Há 12 anos, a professora Andréa Martins desenvolve trabalhos que associam a literatura ao audiovisual. A produção se destaca pelo voluntariado, com diversas colaborações no elenco, edição e áudio. O último trabalho, o curta “Encontro”, foi lançado ontem, em duas sessões gratuitas no Ibicinemas, no Ibituruna Shopping.
Andrea é graduada em Letras pela Unimontes, mestre em Literatura Brasileira e com doutorado em Estudos de Linguagem, ambos pela Universidade Federal Fluminense (UFF). Em ambos fez pesquisa envolvendo literatura e audiovisual. 
 
Como começou a se interessar pelo universo do cinema?
Como espectadora. Gosto de cinema desde o primeiro filme (de Mazzaropi) que assisti ainda criança. Pelo fazer cinema, meu interesse inicial foi pela escrita de roteiros, no final da década de 1990. Creio que pelo fato de ter experiência com narrativas, já que também escrevo contos e crônicas. Como produtora e diretora, embora já tenha feito alguns vídeos anteriormente, esta é a primeira com linguagem de cinema que eu assumo.
 
Qual é a relação que você vê entre cinema e educação?
A relação entre cinema e educação é importante na medida em que o cinema é um bem cultural, e a cultura não pode ser dissociada da educação.

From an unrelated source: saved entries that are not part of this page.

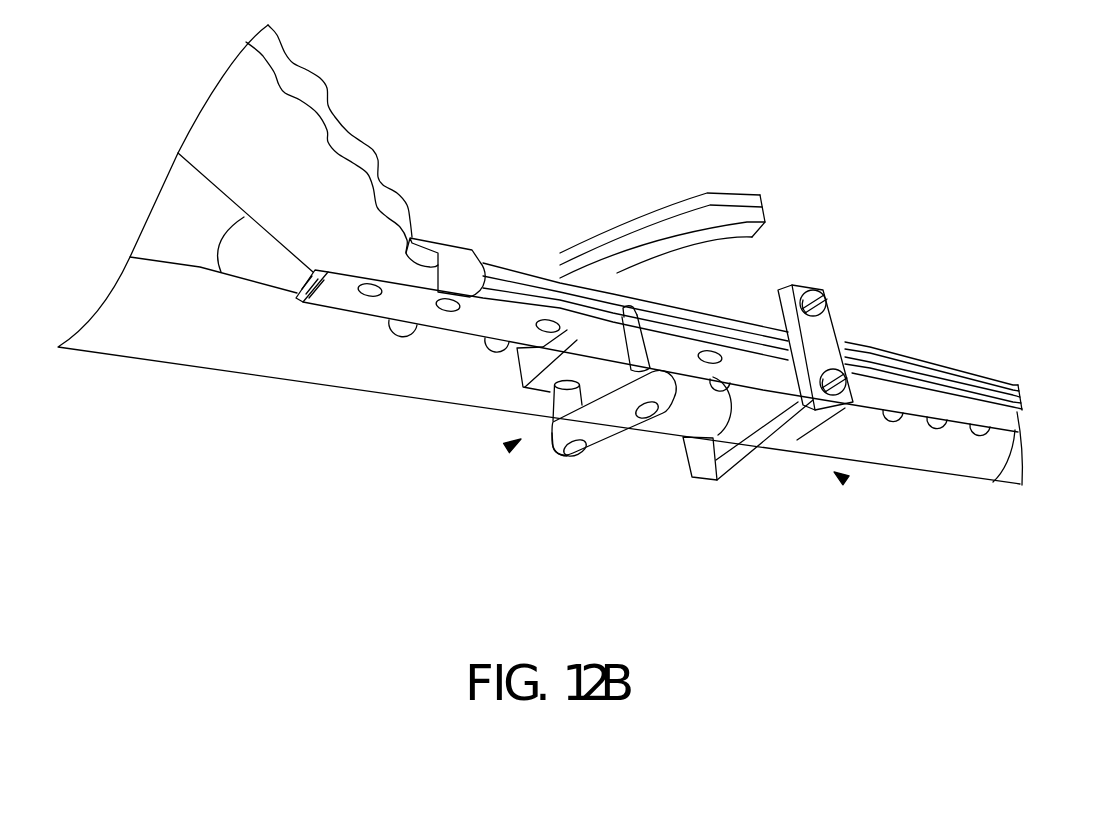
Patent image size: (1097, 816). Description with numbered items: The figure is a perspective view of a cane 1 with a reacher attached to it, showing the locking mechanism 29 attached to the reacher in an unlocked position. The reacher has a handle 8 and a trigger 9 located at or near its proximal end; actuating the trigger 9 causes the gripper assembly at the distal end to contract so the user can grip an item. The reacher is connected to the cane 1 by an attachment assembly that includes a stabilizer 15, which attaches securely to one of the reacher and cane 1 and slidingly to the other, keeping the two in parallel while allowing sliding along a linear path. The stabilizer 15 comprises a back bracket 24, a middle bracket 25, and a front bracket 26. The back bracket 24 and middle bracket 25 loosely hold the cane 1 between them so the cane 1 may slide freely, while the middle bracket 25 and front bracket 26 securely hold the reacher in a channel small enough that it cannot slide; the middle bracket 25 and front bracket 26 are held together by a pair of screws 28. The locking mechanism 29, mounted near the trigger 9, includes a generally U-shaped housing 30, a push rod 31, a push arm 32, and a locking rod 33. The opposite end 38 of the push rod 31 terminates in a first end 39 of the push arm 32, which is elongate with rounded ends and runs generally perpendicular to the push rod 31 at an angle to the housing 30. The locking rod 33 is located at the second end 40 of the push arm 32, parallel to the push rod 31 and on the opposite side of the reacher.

The cane 1 is at (173, 347).
The handle 8 is at (274, 56).
The trigger 9 is at (707, 205).
The housing 30 is at (572, 367).
The push rod 31 is at (550, 402).
The push arm 32 is at (596, 457).
The locking rod 33 is at (655, 338).
The opposite end of the push rod 38 is at (574, 456).
The first end of the push arm 39 is at (553, 453).
The second end of the push arm 40 is at (659, 412).
The back bracket 24 is at (710, 474).
The middle bracket 25 is at (767, 444).
The front bracket 26 is at (820, 338).
The screws 28 is at (840, 404).
The stabilizer 15 is at (846, 481).
The locking mechanism 29 is at (508, 446).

Além disso, não resta dúvida de que o cinema pode e deve ser usado também como ferramenta de ensino. E uma ferramenta muito poderosa, porque a imagem tem muito apelo, e as histórias contadas em imagens, se bem contadas, são muito sedutoras. Além disso, o cinema trata de todas as questões relativas ao homem e à sociedade. Pode-se dar aula de assuntos diversos a partir dos filmes.
 
Fale um pouco de “Reunião de Família”, teleteatro, 2000) e “Todos os Dias são Iguais” (curta, 2012) pela Associação Curta Minas. 
“Reunião de Família” é um roteiro de teleteatro que fiz como exercício de um curso de roteiro ministrado por Luiz Carlos Maciel, consagrado consultor e professor de roteiros. O curso foi promovido pela Rede Minas de Televisão, que se propôs a produzir o melhor roteiro escolhido pelo professor. Ele escolheu o meu texto, que foi produzido e dirigido por Breno Milagres, e exibido naquela emissora em 2002. Já “Todos os Dias são Iguais” é um roteiro de curta, premiado em concurso promovido pela Associação Curta Minas, com patrocínio da Cemig, em 2000. O dinheiro do prêmio foi utilizado na produção do filme, que foi dirigido por Carlos Gradim e finalizado em 2001. Esse filme participou de festivais dentro e fora do Brasil.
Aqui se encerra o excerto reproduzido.